A fantastic tool to accomplish these tasks, amongst many others, is Ostinato. Ostinato is cross-platform with API support so you can integrate it with existing tools and processes. In addition to browsing the web site I would highly recommend listening to the Packet Pushers Priority Queue episode 52. In this episode host Ethan Banks talks to one of the creators of Ostinato provides and provides great overview of the tool as well as how to put it to use.

Everything as a Service

Here’s a way I came up with to think about the differences between the different “as a service” offerings.

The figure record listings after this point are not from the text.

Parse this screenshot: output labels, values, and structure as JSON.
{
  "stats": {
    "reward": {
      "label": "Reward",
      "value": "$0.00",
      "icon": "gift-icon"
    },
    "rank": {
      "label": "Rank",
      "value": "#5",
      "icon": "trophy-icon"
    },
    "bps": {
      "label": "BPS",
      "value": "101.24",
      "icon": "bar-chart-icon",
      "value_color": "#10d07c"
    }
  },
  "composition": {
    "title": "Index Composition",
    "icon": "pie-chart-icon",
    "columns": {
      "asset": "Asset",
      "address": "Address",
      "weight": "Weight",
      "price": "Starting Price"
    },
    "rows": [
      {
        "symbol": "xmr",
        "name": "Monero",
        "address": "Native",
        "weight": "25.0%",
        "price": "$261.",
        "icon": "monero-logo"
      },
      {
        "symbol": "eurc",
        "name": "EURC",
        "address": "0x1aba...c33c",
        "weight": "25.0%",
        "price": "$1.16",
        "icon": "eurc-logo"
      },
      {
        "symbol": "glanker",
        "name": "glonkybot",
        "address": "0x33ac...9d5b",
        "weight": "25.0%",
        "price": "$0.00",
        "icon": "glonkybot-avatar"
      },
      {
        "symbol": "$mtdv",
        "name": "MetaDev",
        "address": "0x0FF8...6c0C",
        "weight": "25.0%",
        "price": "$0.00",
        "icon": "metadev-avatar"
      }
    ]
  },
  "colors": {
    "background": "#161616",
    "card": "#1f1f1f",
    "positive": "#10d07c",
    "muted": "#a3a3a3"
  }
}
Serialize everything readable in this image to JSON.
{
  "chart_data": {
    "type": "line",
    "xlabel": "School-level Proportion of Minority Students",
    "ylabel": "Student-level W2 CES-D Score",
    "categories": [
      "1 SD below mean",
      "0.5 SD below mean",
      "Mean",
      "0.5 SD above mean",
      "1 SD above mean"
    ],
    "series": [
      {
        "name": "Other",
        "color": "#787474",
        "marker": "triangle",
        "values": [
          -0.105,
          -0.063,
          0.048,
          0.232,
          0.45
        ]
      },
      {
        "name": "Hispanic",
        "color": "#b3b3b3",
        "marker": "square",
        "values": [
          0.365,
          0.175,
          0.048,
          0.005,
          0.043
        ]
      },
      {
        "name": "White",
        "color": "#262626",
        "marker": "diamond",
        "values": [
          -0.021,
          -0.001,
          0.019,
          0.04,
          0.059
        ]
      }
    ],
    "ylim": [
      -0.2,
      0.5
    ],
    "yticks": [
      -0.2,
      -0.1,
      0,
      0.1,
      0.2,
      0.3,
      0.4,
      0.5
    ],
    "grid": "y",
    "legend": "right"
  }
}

IaaS (Infrastructure as a Service) is like renting a kitchen full of ingredients and utensils

PaaS (Platform as a Service) is like buying an undecorated cake…you can do whatever you want with it, but you start with cake, it can’t become meatloaf or pancakes or anything else you could normally make in a kitchen

SaaS (Software as a Service) is like catering…you get the cake you want with some customizations delivered to you

IaaS is the most flexible and requires the most work

PaaS is in the middle between flexibility and effort

SaaS is the most rigid and requires the least effort

Windows Standalone FTP Server

There are times when it’s incredibly convenient to be able to stand up an FTP server without the need to actually install anything or reboot. I came across Xlight FTP for Windows and was pleasantly surprised to find that it didn’t require any installation and worked well with very little setup or configuration required. You basically double click the application and bind the FTP service to an IP address and TCP port and then you add a user account and assign directory permissions. Once done you click the “play” button and the server should start up.

Here’s a link to their page:

They offer 32-bit and 64-bit versions as well as a “traditional” installer based version.